Apple, SSL, and the Importance of Updating Your Software

Before we begin: please take a minute to update all of your iOS devices to the latest iOS version, iOS 7.0.6. Do that now. It takes five minutes. I’ll wait.

Done? Good. Here’s why you needed that update: Apple’s iOS and OSX operating systems, the software that makes your iPhone an iPhone and your Mac a Mac, had a coding error that undermined basic security features protecting your data from hackers. Fortunately, Apple was quick to issue a patch (which, may I remind you, should be downloaded now). Coincidentally, the timing of this happened when Mobile World Congress, the largest mobile conference in the world, is taking place and demonstrates that our reliance on mobile technology and the Internet of Things introduces more need than ever for strong security measures.

What Happened?

What experts in the field have theorized is that the flaw was the result of human error; there was an extra line of code in the ecosystem’s Secure Sockets Layer (SSL). This layer essentially acts as a signal that allows a browser, like Safari, to verify its identity to a server. SSL acts as the electronic equivalent of a secret handshake between two people who’ve never met before.

But that extra line of code completely sidelined the secret handshake. Point is: the flaw made it so the SSL encryption couldn’t verify who was who to servers, leaving you, the consumer, open to a “man in the middle” attack.
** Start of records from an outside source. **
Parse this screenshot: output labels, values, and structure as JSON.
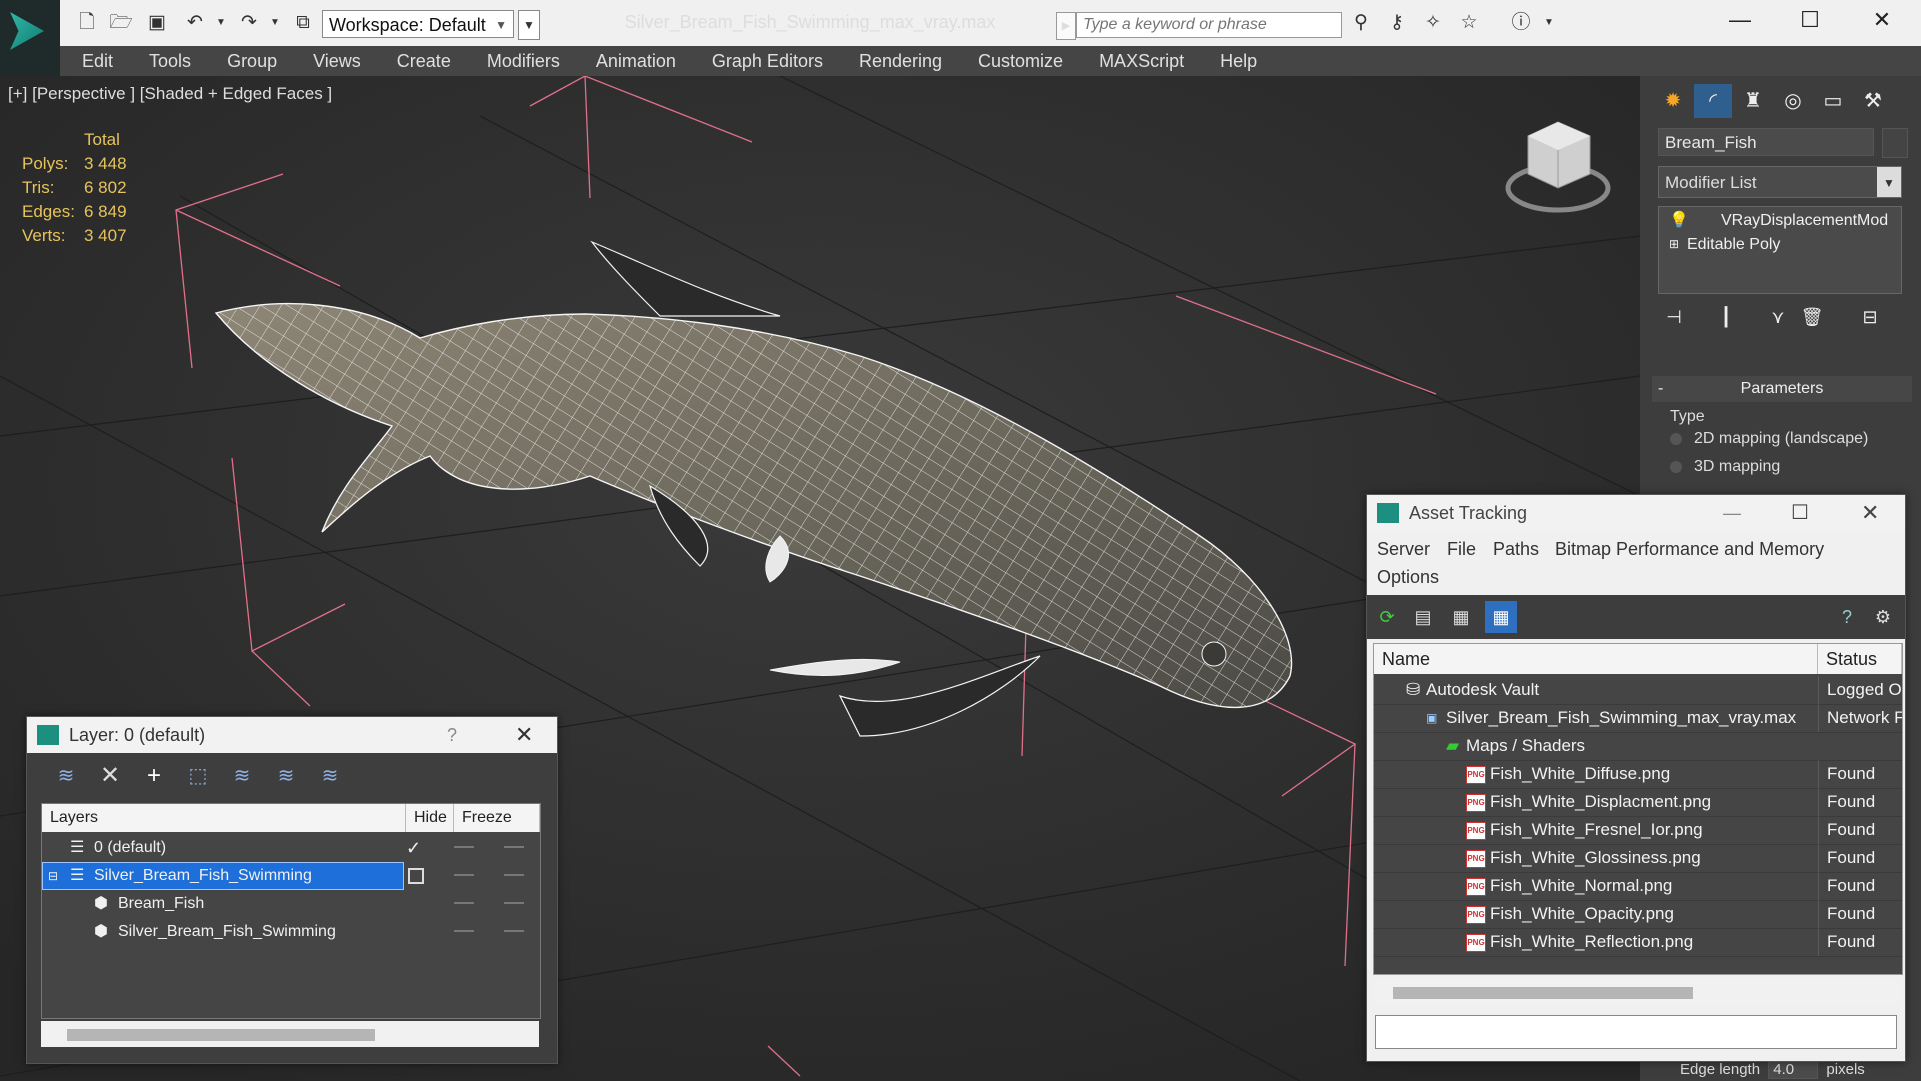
{
  "window": {
    "title": "Silver_Bream_Fish_Swimming_max_vray.max",
    "workspace_label": "Workspace: Default",
    "search_placeholder": "Type a keyword or phrase"
  },
  "menu": [
    "Edit",
    "Tools",
    "Group",
    "Views",
    "Create",
    "Modifiers",
    "Animation",
    "Graph Editors",
    "Rendering",
    "Customize",
    "MAXScript",
    "Help"
  ],
  "viewport": {
    "label": "[+] [Perspective ] [Shaded + Edged Faces ]",
    "stats": {
      "header": "Total",
      "rows": [
        {
          "label": "Polys:",
          "value": "3 448"
        },
        {
          "label": "Tris:",
          "value": "6 802"
        },
        {
          "label": "Edges:",
          "value": "6 849"
        },
        {
          "label": "Verts:",
          "value": "3 407"
        }
      ]
    }
  },
  "command_panel": {
    "object_name": "Bream_Fish",
    "modifier_list": "Modifier List",
    "stack": [
      {
        "label": "VRayDisplacementMod"
      },
      {
        "label": "Editable Poly"
      }
    ],
    "parameters_title": "Parameters",
    "type_label": "Type",
    "options": [
      "2D mapping (landscape)",
      "3D mapping"
    ],
    "edge_length_label": "Edge length",
    "edge_length_value": "4.0",
    "edge_length_unit": "pixels"
  },
  "layer_window": {
    "title": "Layer: 0 (default)",
    "help": "?",
    "columns": [
      "Layers",
      "Hide",
      "Freeze"
    ],
    "rows": [
      {
        "name": "0 (default)"
      },
      {
        "name": "Silver_Bream_Fish_Swimming"
      },
      {
        "name": "Bream_Fish"
      },
      {
        "name": "Silver_Bream_Fish_Swimming"
      }
    ]
  },
  "asset_window": {
    "title": "Asset Tracking",
    "menu": [
      "Server",
      "File",
      "Paths",
      "Bitmap Performance and Memory",
      "Options"
    ],
    "columns": [
      "Name",
      "Status"
    ],
    "rows": [
      {
        "name": "Autodesk Vault",
        "status": "Logged O"
      },
      {
        "name": "Silver_Bream_Fish_Swimming_max_vray.max",
        "status": "Network F"
      },
      {
        "name": "Maps / Shaders",
        "status": ""
      },
      {
        "name": "Fish_White_Diffuse.png",
        "status": "Found"
      },
      {
        "name": "Fish_White_Displacment.png",
        "status": "Found"
      },
      {
        "name": "Fish_White_Fresnel_Ior.png",
        "status": "Found"
      },
      {
        "name": "Fish_White_Glossiness.png",
        "status": "Found"
      },
      {
        "name": "Fish_White_Normal.png",
        "status": "Found"
      },
      {
        "name": "Fish_White_Opacity.png",
        "status": "Found"
      },
      {
        "name": "Fish_White_Reflection.png",
        "status": "Found"
      }
    ],
    "png_badge": "PNG"
  },
  "colors": {
    "accent_selection": "#1e6fd9",
    "stats_text": "#e6c35c",
    "helper_lines": "#e0708a"
  }
}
A man in the middle attack is an attack which lets a person sharing the same network you’re using—say a Starbucks or other public Wi-Fi connection—to read and record any interaction between a user and a website. Sometimes these attackers can pose as either the website, user, or both in order to extract more information—usually for exploitation. In the case of Apple’s security vulnerability, everything from iMessage to mail and iCal were  exposed to this attack. That means any sensitive information, from personal info to financial info, can be intercepted, read and stolen with relative ease.

So Am I Being Hacked Right Now?

In all likelihood: probably not. Man in the middle attacks often require the hacker to share the same Wi-Fi network that you’re using. They need to be close, and those who’re inclined to exploit this bug are often using public Wi-Fi networks to sift through dozens of connections at a time. While it’s not impossible, deploying such an attack on a massive scale is very difficult, even for seasoned hackers.

How Do I Make Sure I’m Not Exposed?

Simple: update your iPhone, iPad and Mac computer as soon as possible. There is a new version of iOS 7 available for download now that solves this issue on iPhones and iPads. Apple has also released an update for the Mac OS, called OS X version 10.9.2. Otherwise, the best thing you can do is to avoid using public Wi-Fi networks, and avoid using the default Mac Safari browser, email client, iCalendar, iMessage and other Apple software products while on public networks.

Here are a few additional tips to keep in mind going forward:

  • Always update: This goes for all software and not just Apple products—always run updates as soon as you can. Staying up to date with the latest version of your software, from a security standpoint, is a necessity. Updates often include security patches and new features that can protect your devices from attacks.
  • Avoid using public Wi-Fi Networks: While convenient, publicly available Wi-Fi connections are often unmonitored and are the frequent targets of hackers. Using a comprehensive security suite, like McAfee LiveSafe™ service can help protect your personal devices, including smartphones, tablets, PCs, and Macs from cybercriminals.
  • Update passwords frequently: By frequently updating your passwords you put up another roadblock in front of hackers. And today there’s very little reason to not update them frequently. McAfee SafeKey, a password manager, included in McAfee LiveSafe, can generate complex passwords, remember them for you and log you into accounts automatically.